Example, I put many of my monthly bills and almost all of my discretionary spending on credit cards. I pay that off every two weeks when I get my wage slave check. The Federal Reserve still counts that money as outstanding credit card debt when they collect their data.
These numbers need drilled down. How much of this is Americans moving a way from cash and towards cards? That is certainly happening. These numbers are only painting half a picture.
I'm not saying Americans aren't struggling, many are. These articles though, it's just boilerplate outrage slop without really digging into the economic reality.
Fun side note, economiccollapse.report is owned by JD Rucker and used to generate click worthy content for TheLibertyDaily. Not a bad business model tbh.
I pay that off every two weeks when I get my wage slave check.
You are such a bad consumer. Paying that off before it's due is damaging to your credit score.
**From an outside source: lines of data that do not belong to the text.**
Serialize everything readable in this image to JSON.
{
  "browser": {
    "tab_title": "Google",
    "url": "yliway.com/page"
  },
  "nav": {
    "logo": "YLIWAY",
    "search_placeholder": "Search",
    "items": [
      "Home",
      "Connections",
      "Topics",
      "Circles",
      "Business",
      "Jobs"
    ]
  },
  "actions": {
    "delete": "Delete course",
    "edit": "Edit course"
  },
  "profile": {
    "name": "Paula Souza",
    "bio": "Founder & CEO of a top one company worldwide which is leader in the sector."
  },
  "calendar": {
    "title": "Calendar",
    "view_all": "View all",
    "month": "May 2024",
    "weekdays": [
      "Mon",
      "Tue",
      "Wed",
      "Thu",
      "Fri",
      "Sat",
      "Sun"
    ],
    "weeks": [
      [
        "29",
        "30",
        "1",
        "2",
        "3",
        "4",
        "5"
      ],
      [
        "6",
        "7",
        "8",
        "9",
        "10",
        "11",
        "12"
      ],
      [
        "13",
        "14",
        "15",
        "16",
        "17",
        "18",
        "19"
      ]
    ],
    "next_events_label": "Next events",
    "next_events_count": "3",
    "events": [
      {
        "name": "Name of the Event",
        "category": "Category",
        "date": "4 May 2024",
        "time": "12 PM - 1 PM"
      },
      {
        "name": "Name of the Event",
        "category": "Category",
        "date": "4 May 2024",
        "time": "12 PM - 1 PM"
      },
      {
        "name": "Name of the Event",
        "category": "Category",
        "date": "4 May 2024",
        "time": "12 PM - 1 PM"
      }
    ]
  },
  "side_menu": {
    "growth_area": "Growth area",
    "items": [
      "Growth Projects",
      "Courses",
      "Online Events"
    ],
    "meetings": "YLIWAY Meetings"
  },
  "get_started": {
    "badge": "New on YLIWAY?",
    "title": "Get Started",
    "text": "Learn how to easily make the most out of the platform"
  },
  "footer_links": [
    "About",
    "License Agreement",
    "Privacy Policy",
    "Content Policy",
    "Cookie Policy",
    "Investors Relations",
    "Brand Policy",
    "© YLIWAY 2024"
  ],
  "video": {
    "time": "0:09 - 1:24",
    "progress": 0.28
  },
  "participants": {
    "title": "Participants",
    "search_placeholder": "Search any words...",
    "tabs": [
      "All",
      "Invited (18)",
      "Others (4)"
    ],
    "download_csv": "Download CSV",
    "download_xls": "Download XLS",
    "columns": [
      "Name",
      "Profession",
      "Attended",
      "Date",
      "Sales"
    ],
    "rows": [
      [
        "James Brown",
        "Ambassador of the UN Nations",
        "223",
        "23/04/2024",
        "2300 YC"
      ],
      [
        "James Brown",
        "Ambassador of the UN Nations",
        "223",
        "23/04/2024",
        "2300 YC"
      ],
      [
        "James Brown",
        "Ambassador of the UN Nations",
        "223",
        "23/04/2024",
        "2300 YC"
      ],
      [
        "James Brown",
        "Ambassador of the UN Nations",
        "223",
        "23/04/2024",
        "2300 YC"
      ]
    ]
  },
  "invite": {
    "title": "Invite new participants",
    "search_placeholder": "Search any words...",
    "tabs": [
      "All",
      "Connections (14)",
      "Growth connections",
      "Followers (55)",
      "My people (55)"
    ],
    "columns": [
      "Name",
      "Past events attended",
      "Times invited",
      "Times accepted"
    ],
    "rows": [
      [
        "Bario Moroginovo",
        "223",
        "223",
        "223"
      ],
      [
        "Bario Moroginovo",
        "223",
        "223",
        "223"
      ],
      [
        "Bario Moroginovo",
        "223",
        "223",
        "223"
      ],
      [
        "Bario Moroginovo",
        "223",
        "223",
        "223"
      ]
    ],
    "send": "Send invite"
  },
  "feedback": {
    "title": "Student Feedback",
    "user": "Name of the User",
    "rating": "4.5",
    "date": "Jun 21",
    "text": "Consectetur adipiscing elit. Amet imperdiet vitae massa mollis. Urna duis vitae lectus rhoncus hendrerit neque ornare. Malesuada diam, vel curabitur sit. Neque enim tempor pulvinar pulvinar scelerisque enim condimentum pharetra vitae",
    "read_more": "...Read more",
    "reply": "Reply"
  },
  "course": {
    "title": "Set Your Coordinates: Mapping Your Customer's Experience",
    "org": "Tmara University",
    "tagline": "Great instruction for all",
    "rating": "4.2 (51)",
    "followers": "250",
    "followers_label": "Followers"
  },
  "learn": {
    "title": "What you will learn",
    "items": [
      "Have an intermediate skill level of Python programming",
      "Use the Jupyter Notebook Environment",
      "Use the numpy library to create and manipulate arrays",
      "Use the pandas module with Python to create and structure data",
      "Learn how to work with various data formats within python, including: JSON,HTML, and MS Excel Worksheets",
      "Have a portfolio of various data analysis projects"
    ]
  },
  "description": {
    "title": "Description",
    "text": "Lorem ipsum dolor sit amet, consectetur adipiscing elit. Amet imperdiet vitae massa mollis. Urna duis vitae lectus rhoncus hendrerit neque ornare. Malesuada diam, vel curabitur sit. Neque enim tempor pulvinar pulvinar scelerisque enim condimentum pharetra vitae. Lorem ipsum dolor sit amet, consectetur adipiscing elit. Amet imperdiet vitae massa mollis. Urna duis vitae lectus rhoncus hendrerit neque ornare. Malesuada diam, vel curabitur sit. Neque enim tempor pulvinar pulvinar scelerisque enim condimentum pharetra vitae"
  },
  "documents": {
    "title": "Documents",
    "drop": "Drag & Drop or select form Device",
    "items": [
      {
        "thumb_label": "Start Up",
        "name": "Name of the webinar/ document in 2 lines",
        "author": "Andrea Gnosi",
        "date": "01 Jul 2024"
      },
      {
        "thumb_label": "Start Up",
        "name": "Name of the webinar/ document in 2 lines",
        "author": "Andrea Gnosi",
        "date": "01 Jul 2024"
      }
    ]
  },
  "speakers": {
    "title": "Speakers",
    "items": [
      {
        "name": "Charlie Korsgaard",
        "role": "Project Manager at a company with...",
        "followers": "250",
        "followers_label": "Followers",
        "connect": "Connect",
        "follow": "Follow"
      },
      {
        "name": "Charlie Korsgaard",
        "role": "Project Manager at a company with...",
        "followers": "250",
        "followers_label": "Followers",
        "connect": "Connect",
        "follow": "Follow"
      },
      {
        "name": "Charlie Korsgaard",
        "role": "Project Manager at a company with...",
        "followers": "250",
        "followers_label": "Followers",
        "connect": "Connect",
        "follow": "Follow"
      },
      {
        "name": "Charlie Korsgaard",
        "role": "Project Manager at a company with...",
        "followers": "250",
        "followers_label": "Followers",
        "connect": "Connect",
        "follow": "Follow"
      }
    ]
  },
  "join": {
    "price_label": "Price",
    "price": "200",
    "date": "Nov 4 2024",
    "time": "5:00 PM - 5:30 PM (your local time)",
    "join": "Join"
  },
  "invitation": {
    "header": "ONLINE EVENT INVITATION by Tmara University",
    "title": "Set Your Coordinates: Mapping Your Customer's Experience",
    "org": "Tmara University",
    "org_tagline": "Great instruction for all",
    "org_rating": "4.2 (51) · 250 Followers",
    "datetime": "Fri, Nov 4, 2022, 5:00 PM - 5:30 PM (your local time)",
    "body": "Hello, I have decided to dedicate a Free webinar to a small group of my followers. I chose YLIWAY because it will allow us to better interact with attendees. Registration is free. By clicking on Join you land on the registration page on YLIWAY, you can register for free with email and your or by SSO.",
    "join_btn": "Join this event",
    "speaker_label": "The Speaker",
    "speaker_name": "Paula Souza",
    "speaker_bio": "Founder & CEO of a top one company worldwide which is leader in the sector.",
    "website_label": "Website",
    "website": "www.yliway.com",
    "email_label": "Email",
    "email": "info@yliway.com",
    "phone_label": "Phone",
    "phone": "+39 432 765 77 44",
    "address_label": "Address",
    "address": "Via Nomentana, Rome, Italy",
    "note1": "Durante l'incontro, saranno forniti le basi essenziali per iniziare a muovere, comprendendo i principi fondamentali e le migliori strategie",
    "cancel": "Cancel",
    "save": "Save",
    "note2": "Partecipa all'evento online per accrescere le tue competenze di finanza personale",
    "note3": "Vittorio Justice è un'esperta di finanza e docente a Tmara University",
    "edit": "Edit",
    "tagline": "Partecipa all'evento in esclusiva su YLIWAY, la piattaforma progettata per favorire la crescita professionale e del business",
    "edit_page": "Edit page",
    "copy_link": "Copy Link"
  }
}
Of course, carrying it to the end of the term is bad for your credit score.
Hmm.....
IDK about that. I just pay mine off when I have the money to, anywhere from two weeks to when it's due, and my credit score is in the upper 700s.
I have a friend who wanted to buy a house a few years back. Good credit, low 800s, but got denied. One of "flags" the bank gave him was he pays off the balance as he has the money. He told me that was one of the things they kept coming back to for some reason.
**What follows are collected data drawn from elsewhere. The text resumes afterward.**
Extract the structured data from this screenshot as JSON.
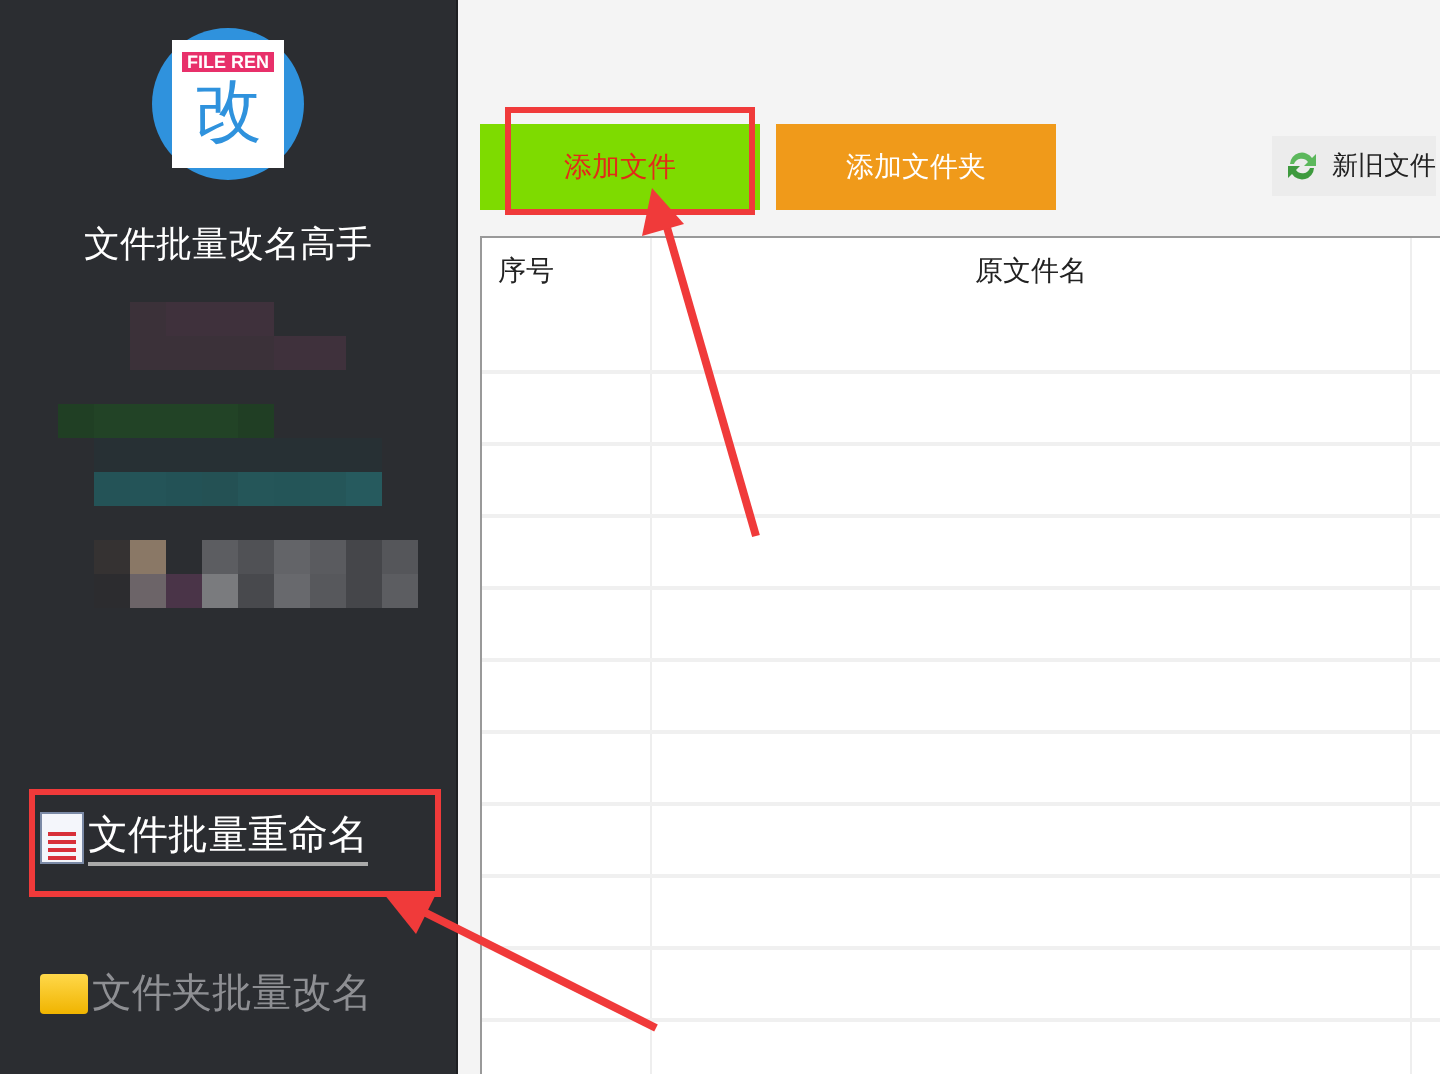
{
  "app": {
    "title": "文件批量改名高手",
    "logo_tag": "FILE REN",
    "logo_glyph": "改"
  },
  "sidebar": {
    "nav": [
      {
        "label": "文件批量重命名",
        "kind": "document",
        "selected": true
      },
      {
        "label": "文件夹批量改名",
        "kind": "folder",
        "selected": false
      }
    ]
  },
  "toolbar": {
    "buttons": [
      {
        "label": "添加文件",
        "kind": "green"
      },
      {
        "label": "添加文件夹",
        "kind": "orange"
      },
      {
        "label": "新旧文件",
        "kind": "refresh"
      }
    ]
  },
  "table": {
    "columns": [
      "序号",
      "原文件名"
    ]
  }
}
Credit card companies don't even care. They get that nice transaction fee from the merchant.
But your credit score!
I do the same with all of my bills. Shit I just put a car down payment on my credit card just to get the extra rewards. I'm paying it off as soon as it posts to the account.
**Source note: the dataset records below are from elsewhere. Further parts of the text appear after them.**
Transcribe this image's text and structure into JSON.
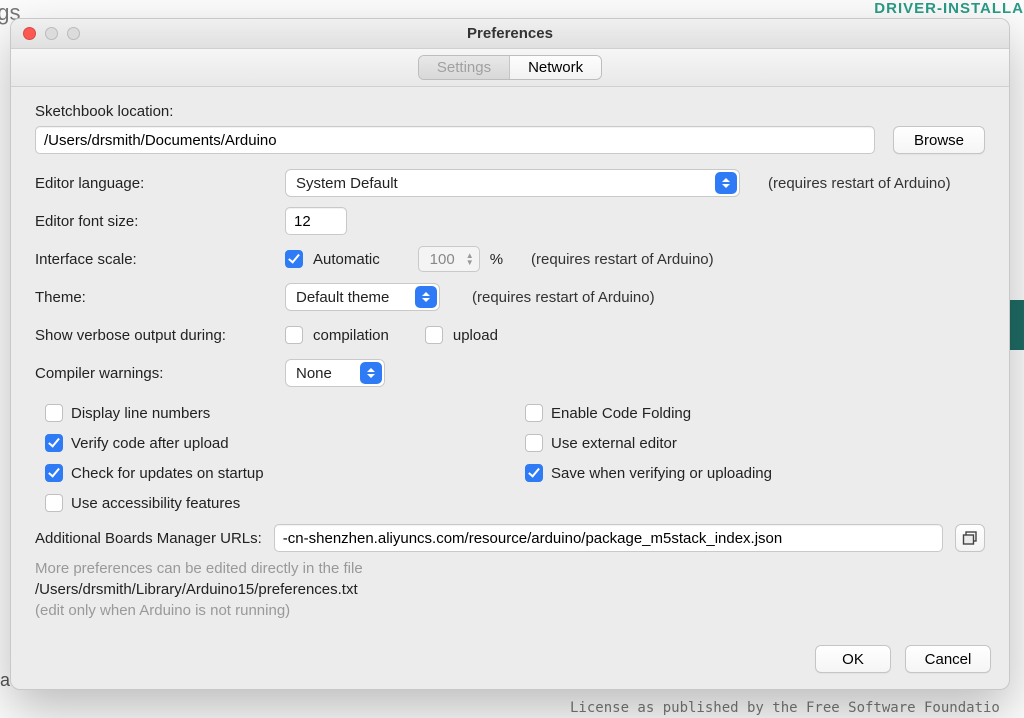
{
  "window": {
    "title": "Preferences",
    "tabs": {
      "settings": "Settings",
      "network": "Network"
    }
  },
  "labels": {
    "sketchbook_location": "Sketchbook location:",
    "editor_language": "Editor language:",
    "editor_font_size": "Editor font size:",
    "interface_scale": "Interface scale:",
    "theme": "Theme:",
    "verbose": "Show verbose output during:",
    "compiler_warnings": "Compiler warnings:",
    "boards_urls": "Additional Boards Manager URLs:"
  },
  "values": {
    "sketchbook_path": "/Users/drsmith/Documents/Arduino",
    "browse": "Browse",
    "language": "System Default",
    "restart_note": "(requires restart of Arduino)",
    "font_size": "12",
    "auto_scale_label": "Automatic",
    "scale_value": "100",
    "percent": "%",
    "theme": "Default theme",
    "compilation": "compilation",
    "upload": "upload",
    "warnings": "None",
    "boards_url_value": "-cn-shenzhen.aliyuncs.com/resource/arduino/package_m5stack_index.json"
  },
  "checks": {
    "display_line_numbers": "Display line numbers",
    "verify_after_upload": "Verify code after upload",
    "check_updates": "Check for updates on startup",
    "use_accessibility": "Use accessibility features",
    "enable_code_folding": "Enable Code Folding",
    "use_external_editor": "Use external editor",
    "save_when_verifying": "Save when verifying or uploading"
  },
  "more": {
    "line1": "More preferences can be edited directly in the file",
    "path": "/Users/drsmith/Library/Arduino15/preferences.txt",
    "line2": "(edit only when Arduino is not running)"
  },
  "buttons": {
    "ok": "OK",
    "cancel": "Cancel"
  },
  "backdrop": {
    "top_left": "ngs",
    "top_right": "DRIVER-INSTALLA",
    "footer": "License as published by the Free Software Foundatio"
  }
}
I'm surprised the dealer let you do that. Good move on your part.
Only up to 5k. I still did more in cash as well, but that still a cool $100 in cashback for something I was buying anyways.
We do the same thing except we do it on a monthly basis. We get paid on the last day of the month. We charge as much as we can during the month and pay off the card before the billing due date. Then we use the 'free' airline miles for our trips out west to see out daughter/grandkids.
A common financial move. People doing this skew 'credit card debt' numbers. It's about a 50/50 split nationally between people who pay in full and people who carry a balance.
Of course. Not everyone is living paycheck to paycheck. I'm in Jew York City at the moment and I'm seeing people spending money... probably money they can't afford on junk.